The remaining 92 (or about 40 per cent) were found to be fully compliant.
In addition to those audits, Forth pointed out that local health units are responsible for inspecting bunkhouses to ensure safe and healthy living conditions for workers.
While not all migrant workers necessarily live in bunkhouses, in the last full calendar year of 2023, York Region Public Health inspected two bunkhouse units for migrant workers on farms and approved both according to health protection manager Christina Wieder.
The same year, the Simcoe Muskoka District Health Unit inspected 12 bunkhouses for migrant workers, none of which required re-inspection according to media co-ordinator Heather Howe.
Economic impacts and trouble on the horizon
Forth also highlighted the financial importance of the program, not only to individual farmers but to the wider economy.

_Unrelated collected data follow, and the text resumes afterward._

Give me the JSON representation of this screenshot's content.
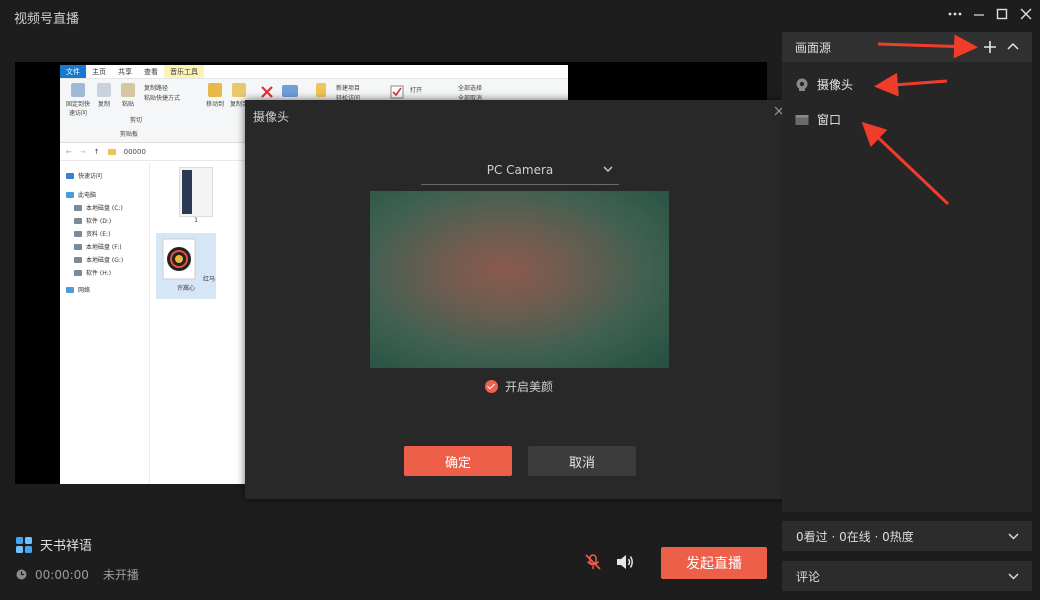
{
  "app": {
    "title": "视频号直播"
  },
  "window_controls": {
    "more": "···",
    "minimize": "−",
    "maximize": "□",
    "close": "✕"
  },
  "explorer": {
    "tabs": [
      "文件",
      "主页",
      "共享",
      "查看",
      "音乐工具"
    ],
    "ribbon": {
      "pin": "固定到快速访问",
      "copy": "复制",
      "paste": "粘贴",
      "copy_path": "复制路径",
      "paste_shortcut": "粘贴快捷方式",
      "cut": "剪切",
      "clipboard": "剪贴板",
      "move_to": "移动到",
      "copy_to": "复制到",
      "new_item": "新建项目",
      "easy_access": "轻松访问",
      "open": "打开",
      "select_all": "全部选择",
      "select_none": "全部取消"
    },
    "address": "00000",
    "nav": [
      "快速访问",
      "此电脑",
      "本地磁盘 (C:)",
      "软件 (D:)",
      "资料 (E:)",
      "本地磁盘 (F:)",
      "本地磁盘 (G:)",
      "软件 (H:)",
      "网络"
    ],
    "files": [
      {
        "name": "1"
      },
      {
        "name": "红马 许嵩心"
      }
    ]
  },
  "dialog": {
    "title": "摄像头",
    "close": "×",
    "camera_select": "PC Camera",
    "beauty_label": "开启美颜",
    "beauty_checked": true,
    "confirm": "确定",
    "cancel": "取消"
  },
  "sources": {
    "title": "画面源",
    "items": [
      {
        "label": "摄像头",
        "icon": "camera-icon"
      },
      {
        "label": "窗口",
        "icon": "window-icon"
      }
    ]
  },
  "stats": {
    "text": "0看过 · 0在线 · 0热度"
  },
  "comments": {
    "label": "评论"
  },
  "user": {
    "name": "天书祥语"
  },
  "status": {
    "time": "00:00:00",
    "state": "未开播"
  },
  "actions": {
    "go_live": "发起直播"
  },
  "colors": {
    "accent": "#ee5f4a",
    "background": "#1d1d1d",
    "annotation_arrow": "#f23c2a"
  }
}
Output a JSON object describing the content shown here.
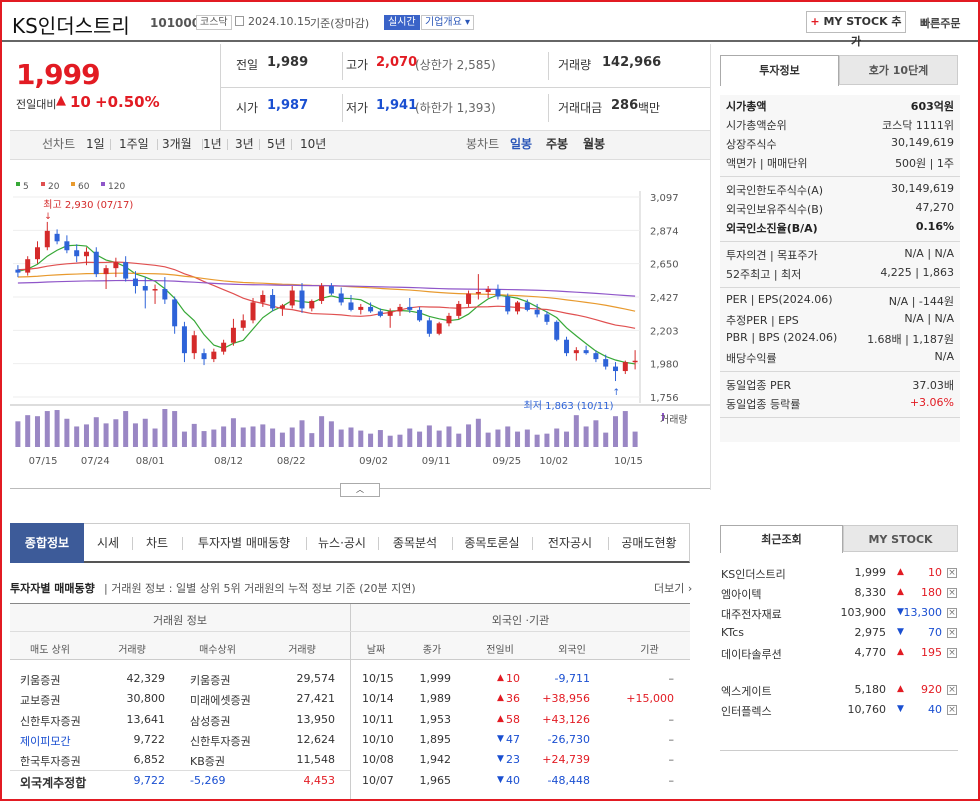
{
  "header": {
    "title": "KS인더스트리",
    "code": "101000",
    "market": "코스닥",
    "date": "2024.10.15",
    "date_basis": "기준(장마감)",
    "realtime": "실시간",
    "company_info": "기업개요",
    "mystock_btn": "MY STOCK 추가",
    "quick_order": "빠른주문"
  },
  "price": {
    "current": "1,999",
    "change_label": "전일대비",
    "change_arrow": "▲",
    "change": "10",
    "change_pct": "+0.50%"
  },
  "summary": {
    "prev_label": "전일",
    "prev": "1,989",
    "high_label": "고가",
    "high": "2,070",
    "high_limit": "(상한가 2,585)",
    "volume_label": "거래량",
    "volume": "142,966",
    "open_label": "시가",
    "open": "1,987",
    "low_label": "저가",
    "low": "1,941",
    "low_limit": "(하한가 1,393)",
    "amount_label": "거래대금",
    "amount": "286",
    "amount_unit": "백만"
  },
  "period_tabs": {
    "label": "선차트",
    "items": [
      "1일",
      "1주일",
      "3개월",
      "1년",
      "3년",
      "5년",
      "10년"
    ],
    "candle_label": "봉차트",
    "candle_items": [
      "일봉",
      "주봉",
      "월봉"
    ]
  },
  "chart_data": {
    "type": "candlestick",
    "legend": [
      "5",
      "20",
      "60",
      "120"
    ],
    "legend_colors": [
      "#37a837",
      "#e05050",
      "#e89a2e",
      "#8f56c9"
    ],
    "y_ticks": [
      "3,097",
      "2,874",
      "2,650",
      "2,427",
      "2,203",
      "1,980",
      "1,756"
    ],
    "ylim": [
      1756,
      3097
    ],
    "x_ticks": [
      "07/15",
      "07/24",
      "08/01",
      "08/12",
      "08/22",
      "09/02",
      "09/11",
      "09/25",
      "10/02",
      "10/15"
    ],
    "high_note": "최고 2,930 (07/17)",
    "low_note": "최저 1,863 (10/11)",
    "volume_label": "거래량",
    "candles": [
      [
        2610,
        2640,
        2560,
        2590
      ],
      [
        2590,
        2700,
        2570,
        2680
      ],
      [
        2680,
        2800,
        2650,
        2760
      ],
      [
        2760,
        2930,
        2740,
        2870
      ],
      [
        2850,
        2880,
        2780,
        2800
      ],
      [
        2800,
        2840,
        2720,
        2740
      ],
      [
        2740,
        2780,
        2660,
        2700
      ],
      [
        2700,
        2760,
        2640,
        2730
      ],
      [
        2730,
        2760,
        2560,
        2580
      ],
      [
        2580,
        2640,
        2480,
        2620
      ],
      [
        2620,
        2690,
        2560,
        2660
      ],
      [
        2660,
        2700,
        2530,
        2550
      ],
      [
        2550,
        2600,
        2450,
        2500
      ],
      [
        2500,
        2560,
        2350,
        2470
      ],
      [
        2470,
        2510,
        2380,
        2480
      ],
      [
        2480,
        2560,
        2380,
        2410
      ],
      [
        2410,
        2430,
        2180,
        2230
      ],
      [
        2230,
        2260,
        1990,
        2050
      ],
      [
        2050,
        2200,
        2010,
        2170
      ],
      [
        2050,
        2080,
        1970,
        2010
      ],
      [
        2010,
        2080,
        1990,
        2060
      ],
      [
        2060,
        2140,
        2040,
        2120
      ],
      [
        2120,
        2280,
        2100,
        2220
      ],
      [
        2220,
        2310,
        2200,
        2270
      ],
      [
        2270,
        2420,
        2250,
        2390
      ],
      [
        2390,
        2470,
        2360,
        2440
      ],
      [
        2440,
        2480,
        2330,
        2350
      ],
      [
        2350,
        2380,
        2300,
        2370
      ],
      [
        2370,
        2500,
        2350,
        2470
      ],
      [
        2470,
        2520,
        2320,
        2350
      ],
      [
        2350,
        2410,
        2330,
        2400
      ],
      [
        2400,
        2520,
        2380,
        2500
      ],
      [
        2500,
        2520,
        2440,
        2450
      ],
      [
        2450,
        2490,
        2370,
        2390
      ],
      [
        2390,
        2440,
        2330,
        2340
      ],
      [
        2340,
        2380,
        2310,
        2360
      ],
      [
        2360,
        2390,
        2320,
        2330
      ],
      [
        2330,
        2350,
        2290,
        2300
      ],
      [
        2300,
        2350,
        2220,
        2330
      ],
      [
        2330,
        2380,
        2300,
        2360
      ],
      [
        2360,
        2420,
        2320,
        2340
      ],
      [
        2340,
        2360,
        2260,
        2270
      ],
      [
        2270,
        2290,
        2160,
        2180
      ],
      [
        2180,
        2260,
        2170,
        2250
      ],
      [
        2250,
        2320,
        2230,
        2300
      ],
      [
        2300,
        2400,
        2280,
        2380
      ],
      [
        2380,
        2470,
        2360,
        2450
      ],
      [
        2450,
        2580,
        2410,
        2460
      ],
      [
        2460,
        2500,
        2420,
        2480
      ],
      [
        2480,
        2510,
        2410,
        2430
      ],
      [
        2430,
        2450,
        2310,
        2330
      ],
      [
        2330,
        2400,
        2310,
        2390
      ],
      [
        2390,
        2410,
        2330,
        2340
      ],
      [
        2340,
        2380,
        2290,
        2310
      ],
      [
        2310,
        2330,
        2240,
        2260
      ],
      [
        2260,
        2270,
        2130,
        2140
      ],
      [
        2140,
        2160,
        2030,
        2050
      ],
      [
        2050,
        2090,
        2000,
        2070
      ],
      [
        2070,
        2100,
        2040,
        2050
      ],
      [
        2050,
        2070,
        1990,
        2010
      ],
      [
        2010,
        2040,
        1940,
        1960
      ],
      [
        1960,
        1990,
        1863,
        1930
      ],
      [
        1930,
        2000,
        1910,
        1990
      ],
      [
        1989,
        2070,
        1941,
        1999
      ]
    ],
    "volumes": [
      50,
      62,
      60,
      70,
      72,
      55,
      40,
      44,
      58,
      46,
      54,
      70,
      46,
      55,
      36,
      74,
      70,
      30,
      45,
      31,
      34,
      40,
      56,
      38,
      40,
      44,
      36,
      28,
      38,
      52,
      27,
      60,
      50,
      34,
      38,
      32,
      26,
      33,
      22,
      24,
      36,
      30,
      42,
      32,
      40,
      26,
      44,
      55,
      28,
      34,
      40,
      30,
      34,
      24,
      26,
      36,
      30,
      62,
      40,
      52,
      28,
      60,
      70,
      30
    ]
  },
  "invest_tabs": [
    "투자정보",
    "호가 10단계"
  ],
  "invest": {
    "g1": [
      {
        "label": "시가총액",
        "value": "603억원",
        "bold": true
      },
      {
        "label": "시가총액순위",
        "value": "코스닥 1111위"
      },
      {
        "label": "상장주식수",
        "value": "30,149,619"
      },
      {
        "label": "액면가 | 매매단위",
        "value": "500원 | 1주"
      }
    ],
    "g2": [
      {
        "label": "외국인한도주식수(A)",
        "value": "30,149,619"
      },
      {
        "label": "외국인보유주식수(B)",
        "value": "47,270"
      },
      {
        "label": "외국인소진율(B/A)",
        "value": "0.16%",
        "bold": true
      }
    ],
    "g3": [
      {
        "label": "투자의견 | 목표주가",
        "value": "N/A | N/A"
      },
      {
        "label": "52주최고 | 최저",
        "value": "4,225 | 1,863"
      }
    ],
    "g4": [
      {
        "label": "PER | EPS(2024.06)",
        "value": "N/A | -144원"
      },
      {
        "label": "추정PER | EPS",
        "value": "N/A | N/A"
      },
      {
        "label": "PBR | BPS (2024.06)",
        "value": "1.68배 | 1,187원"
      },
      {
        "label": "배당수익률",
        "value": "N/A"
      }
    ],
    "g5": [
      {
        "label": "동일업종 PER",
        "value": "37.03배"
      },
      {
        "label": "동일업종 등락률",
        "value": "+3.06%"
      }
    ]
  },
  "bottom_tabs": [
    "종합정보",
    "시세",
    "차트",
    "투자자별 매매동향",
    "뉴스·공시",
    "종목분석",
    "종목토론실",
    "전자공시",
    "공매도현황"
  ],
  "trader": {
    "title": "투자자별 매매동향",
    "desc": "거래원 정보 : 일별 상위 5위 거래원의 누적 정보 기준 (20분 지연)",
    "more": "더보기",
    "group1": "거래원 정보",
    "group2": "외국인 ·기관",
    "headers": [
      "매도 상위",
      "거래량",
      "매수상위",
      "거래량",
      "날짜",
      "종가",
      "전일비",
      "외국인",
      "기관"
    ],
    "rows": [
      {
        "sell": "키움증권",
        "sv": "42,329",
        "buy": "키움증권",
        "bv": "29,574",
        "date": "10/15",
        "close": "1,999",
        "arrow": "▲",
        "chg": "10",
        "foreign": "-9,711",
        "inst": "–"
      },
      {
        "sell": "교보증권",
        "sv": "30,800",
        "buy": "미래에셋증권",
        "bv": "27,421",
        "date": "10/14",
        "close": "1,989",
        "arrow": "▲",
        "chg": "36",
        "foreign": "+38,956",
        "inst": "+15,000"
      },
      {
        "sell": "신한투자증권",
        "sv": "13,641",
        "buy": "삼성증권",
        "bv": "13,950",
        "date": "10/11",
        "close": "1,953",
        "arrow": "▲",
        "chg": "58",
        "foreign": "+43,126",
        "inst": "–"
      },
      {
        "sell": "제이피모간",
        "sv": "9,722",
        "buy": "신한투자증권",
        "bv": "12,624",
        "date": "10/10",
        "close": "1,895",
        "arrow": "▼",
        "chg": "47",
        "foreign": "-26,730",
        "inst": "–"
      },
      {
        "sell": "한국투자증권",
        "sv": "6,852",
        "buy": "KB증권",
        "bv": "11,548",
        "date": "10/08",
        "close": "1,942",
        "arrow": "▼",
        "chg": "23",
        "foreign": "+24,739",
        "inst": "–"
      }
    ],
    "foreign_est": {
      "label": "외국계추정합",
      "sell": "9,722",
      "net": "-5,269",
      "buy": "4,453",
      "date": "10/07",
      "close": "1,965",
      "arrow": "▼",
      "chg": "40",
      "foreign": "-48,448",
      "inst": "–"
    }
  },
  "recent_tabs": [
    "최근조회",
    "MY STOCK"
  ],
  "recent": [
    {
      "name": "KS인더스트리",
      "price": "1,999",
      "arrow": "▲",
      "chg": "10"
    },
    {
      "name": "엠아이텍",
      "price": "8,330",
      "arrow": "▲",
      "chg": "180"
    },
    {
      "name": "대주전자재료",
      "price": "103,900",
      "arrow": "▼",
      "chg": "13,300"
    },
    {
      "name": "KTcs",
      "price": "2,975",
      "arrow": "▼",
      "chg": "70"
    },
    {
      "name": "데이타솔루션",
      "price": "4,770",
      "arrow": "▲",
      "chg": "195"
    },
    {
      "name": "엑스게이트",
      "price": "5,180",
      "arrow": "▲",
      "chg": "920"
    },
    {
      "name": "인터플렉스",
      "price": "10,760",
      "arrow": "▼",
      "chg": "40"
    }
  ]
}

“Without these people who see opportunity in working on a farm, we wouldn’t have a fruit and vegetable industry of any account in Ontario. We just wouldn’t,” he said.
Taking into consideration the other diverse types of farming in Ontario in addition to fruit and vegetables, including livestock, grains, oil seeds and more, Forth estimates agriculture is the largest industry in the province actually owned by residents.
The impact from that is something he has seen provincewide, but especially in some smaller communities.
“I don’t know what would happen if some of these small towns didn’t have the fruit and vegetable industry near them and have all these thousands of people coming around,” he said. “We hire armies of people that spend money downtown in those small towns and also in big cities.”
According to a report titled Sowing Seeds Of Change, Agriculture Labour Market Forecast 2023-2030 published in February 2024 by the Canadian Agricultural Human Resource Council, in 2022 the Canadian agriculture sector generated $38.8 billion in gross domestic product and $92.8 billion in agricultural and processed food exports.
The council says those numbers could have been even greater though, as sales lost from the sector because of worker vacancies amounted to about $3.5 billion.
According to the report, that’s part of an ongoing trend that saw an average of 44 per cent of employers in the agriculture industry unable to find all the workers they required in 2022.
“The fruit and vegetable industry will bear the brunt of the domestic labour gap and could be required to fill more than 35,000 jobs during its peak season by 2030,” the report said.
That could make SAWP all the more important for Canada’s farmers and all of us who depend on them for food.
“It’s a great program. I can’t say enough about it,” Forth said. “The truth of the matter is, I wouldn’t be farming if I didn’t have them.”